Take your WAHALA somewhere else

And school is closed..Thank you Lord
  you have been good. 3 weeks of pure hibernation is well deserved. Typing out this blog while in bed is the best feeling ever i tell y’all.

Over the past few weeks, people have found a way to irritate me so much its ridiculous. So i decided to compile a list of all the situations that are just pure Wahala.

1.When your ex-boytoy call you up talkin about let’s get back together knowing all too well he aint shiit and got p**sy nigga problems..Saitan’s offspring  please take your wahala somewhere else.

2. When a little bitch try you but you know you were saved by the Lord but she still getting on your nerves and you could send her to her maker on a wooden bicycle but she just doesnt listen.Dear Medusa please take your wahala somewhere else.

3.When you’ve finally gotten your life together and you’re doing great in school.Finally feeling like everything is on SLAY. and then a fine as hell nigga shows up and starts confusing you what is this now!!!..rendering you English-less, can not form proper words around him..Just lift your hands onto his shoulders and say :dear ungodly temptation , son of the forbidden and cursed people please escort yourself out of my life and take your wahala with you.

4. When you are broke as hell..your wallet is filled with nothing but cobwebs and air and then your friends invite you out for lunch. Are you making fun of my financial situation? Are you making fun of God’s plans?.Please take your demonic tendencies somewhere else..i have no time for wahala.

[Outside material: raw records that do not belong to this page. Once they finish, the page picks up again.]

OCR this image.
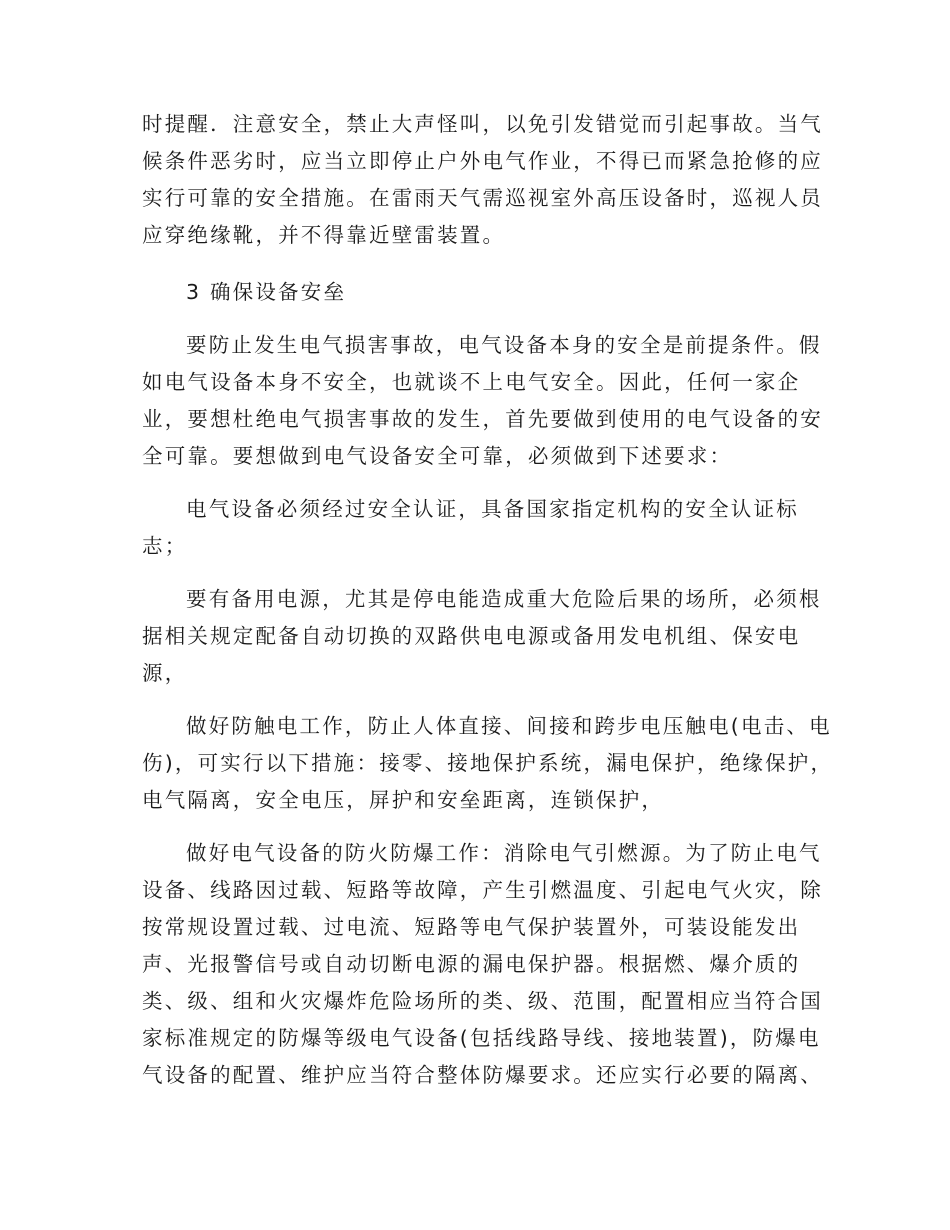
时提醒．注意安全，禁止大声怪叫，以免引发错觉而引起事故。当气
候条件恶劣时，应当立即停止户外电气作业，不得已而紧急抢修的应
实行可靠的安全措施。在雷雨天气需巡视室外高压设备时，巡视人员
应穿绝缘靴，并不得靠近壁雷装置。
3 确保设备安垒
要防止发生电气损害事故，电气设备本身的安全是前提条件。假
如电气设备本身不安全，也就谈不上电气安全。因此，任何一家企
业，要想杜绝电气损害事故的发生，首先要做到使用的电气设备的安
全可靠。要想做到电气设备安全可靠，必须做到下述要求：
电气设备必须经过安全认证，具备国家指定机构的安全认证标
志；
要有备用电源，尤其是停电能造成重大危险后果的场所，必须根
据相关规定配备自动切换的双路供电电源或备用发电机组、保安电
源，
做好防触电工作，防止人体直接、间接和跨步电压触电(电击、电
伤)，可实行以下措施：接零、接地保护系统，漏电保护，绝缘保护，
电气隔离，安全电压，屏护和安垒距离，连锁保护，
做好电气设备的防火防爆工作：消除电气引燃源。为了防止电气
设备、线路因过载、短路等故障，产生引燃温度、引起电气火灾，除
按常规设置过载、过电流、短路等电气保护装置外，可装设能发出
声、光报警信号或自动切断电源的漏电保护器。根据燃、爆介质的
类、级、组和火灾爆炸危险场所的类、级、范围，配置相应当符合国
家标准规定的防爆等级电气设备(包括线路导线、接地装置)，防爆电
气设备的配置、维护应当符合整体防爆要求。还应实行必要的隔离、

5. And then these special people who think  sending you snaps that are already on their story is something cute…A beg..is there something wrong with you.How many times do you want me to see your ape like features.. Okay fine lemme tell you now: 1- eyebrows are not meant to be found in the middle of your forehead you look like a demon.
2- all that foundation and your life is still a hot mess..so sad
3- concealer.. What are you trying to conceal we all still know you look like burnt jollof rice..Lord fix it
4- eyeliner..now this one i can not stress enough.your eyes look like they took part in a exorcism process and the devil won..sprinkle some Holy water.you should be fine
5- your lipstick is a pretty red but a horse can pull it off better than you

Now before you send me a snap that’s already on your story, please i ask go thorough what i have just said above and question yourself.Stupid enough to fill my snapchat inbox with your face..The lightening that will strike you..!!!! Take your demonic face and pure wahala somewhere else!!!!!